Ivermectin-Tabletten in Online-Apotheke kaufen

Ivermectin wird in Bezug auf parasitäre Erkrankungen in der Therapie eingesetzt. Es kommt dann zur Anwendung, wenn Menschen von Strongyloidiasis, Filariose, Krätze, Läuse und Milben befallen sind. Ivermectin ist auf dem Markt als Stromectol Generika bekannt.

  • Wirkstoff: Ivermectin
  • Dosierung: 3 mg, 6 mg, 12 mg
  • Wirkstoffklasse: Antiparasitikum
  • Preis pro Packung ab: €37
  • Zahlungsart:

Sowohl die Zusammensetzung als auch die Eigenschaften sind bei beiden Medikamenten identisch nur der Preis ist wesentlich günstiger. Ivermectin 3 mg, 6 mg und 12 mg in Tabletten ab 37 euro pro Packung bestellen.
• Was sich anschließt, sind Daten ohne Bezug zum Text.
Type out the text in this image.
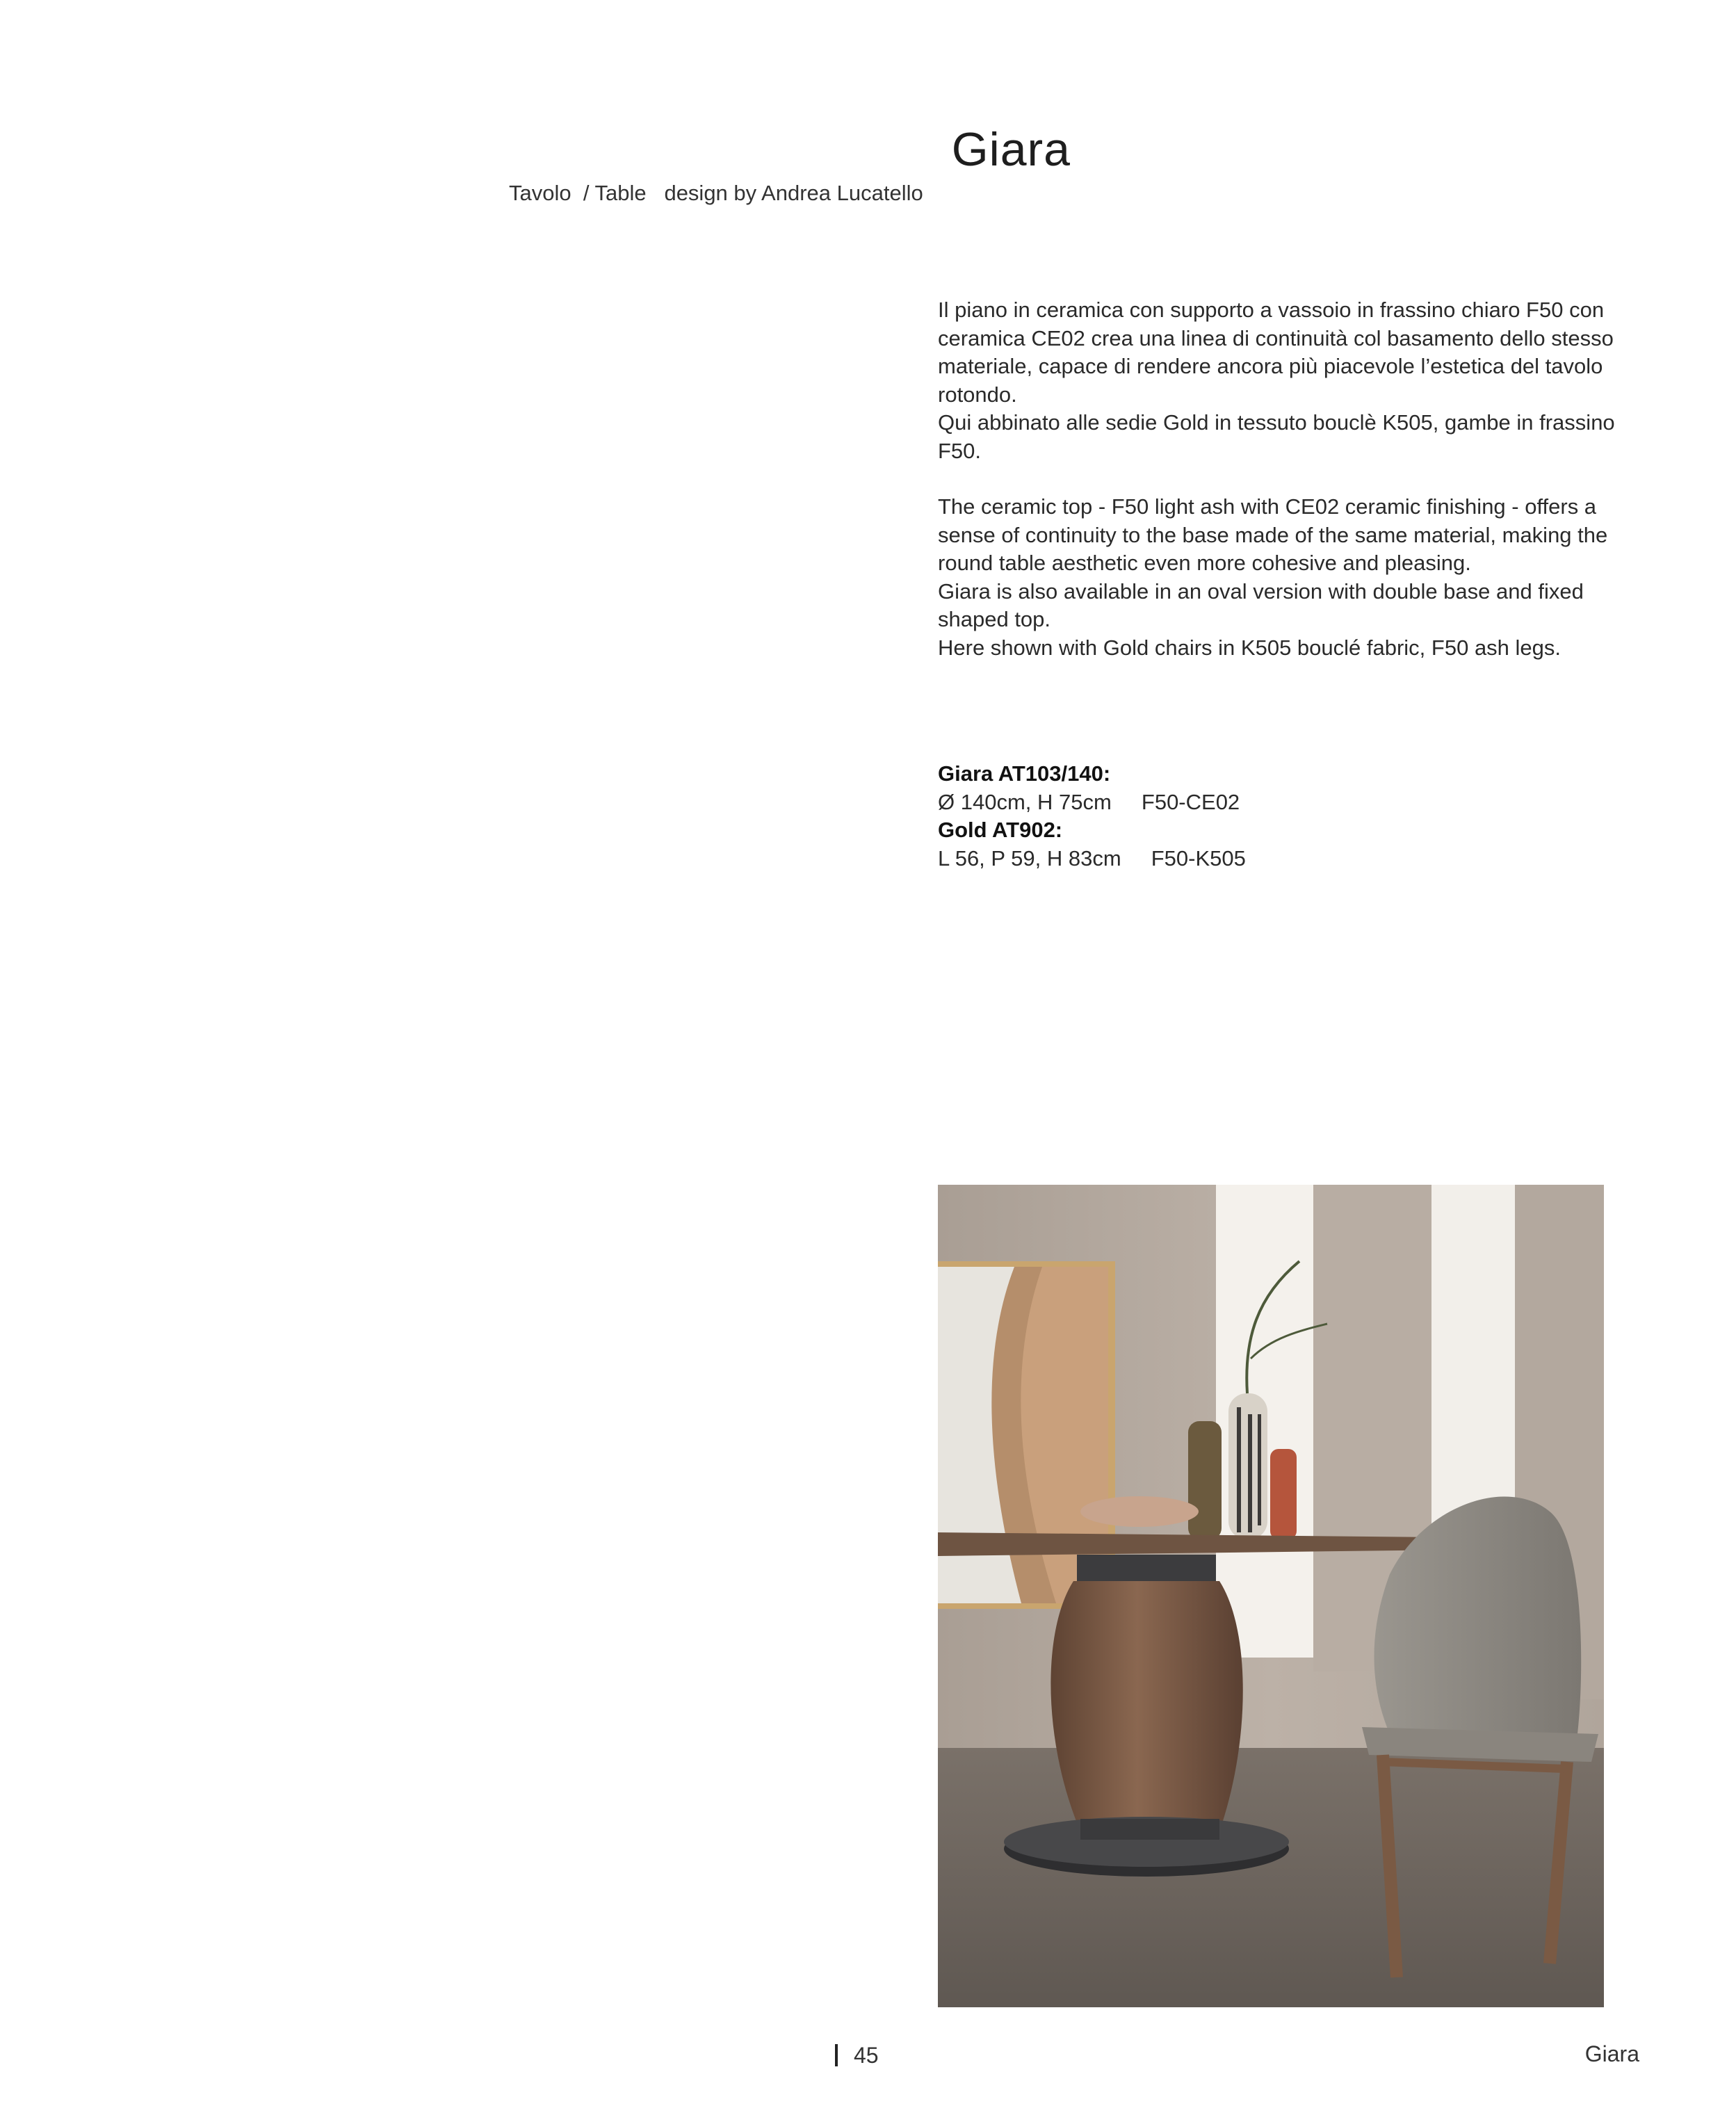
Giara
Tavolo  / Table   design by Andrea Lucatello

Il piano in ceramica con supporto a vassoio in frassino chiaro F50 con ceramica CE02 crea una linea di continuità col basamento dello stesso materiale, capace di rendere ancora più piacevole l’estetica del tavolo rotondo.
Qui abbinato alle sedie Gold in tessuto bouclè K505, gambe in frassino F50.

The ceramic top - F50 light ash with CE02 ceramic finishing - offers a sense of continuity to the base made of the same material, making the round table aesthetic even more cohesive and pleasing.
Giara is also available in an oval version with double base and fixed shaped top.
Here shown with Gold chairs in K505 bouclé fabric, F50 ash legs.

Giara AT103/140:
Ø 140cm, H 75cm F50-CE02
Gold AT902:
L 56, P 59, H 83cm F50-K505
45	Giara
Sie möchten lange Wartezeiten in Apotheken vermeiden und Ihre Gesundheitskosten effizient senken? Hier ist unser Angebot: Bei unsere Online-Apotheke können Ivermectin-Tabletten ohne Rezept aus Österreich kaufen werden. Sie können zwischen folgenden Zahlungsarten wählen: Kauf auf Rechnung, Kreditkarte, Paypal, Lastschrift, Vorkasse, VISA, Mastercard.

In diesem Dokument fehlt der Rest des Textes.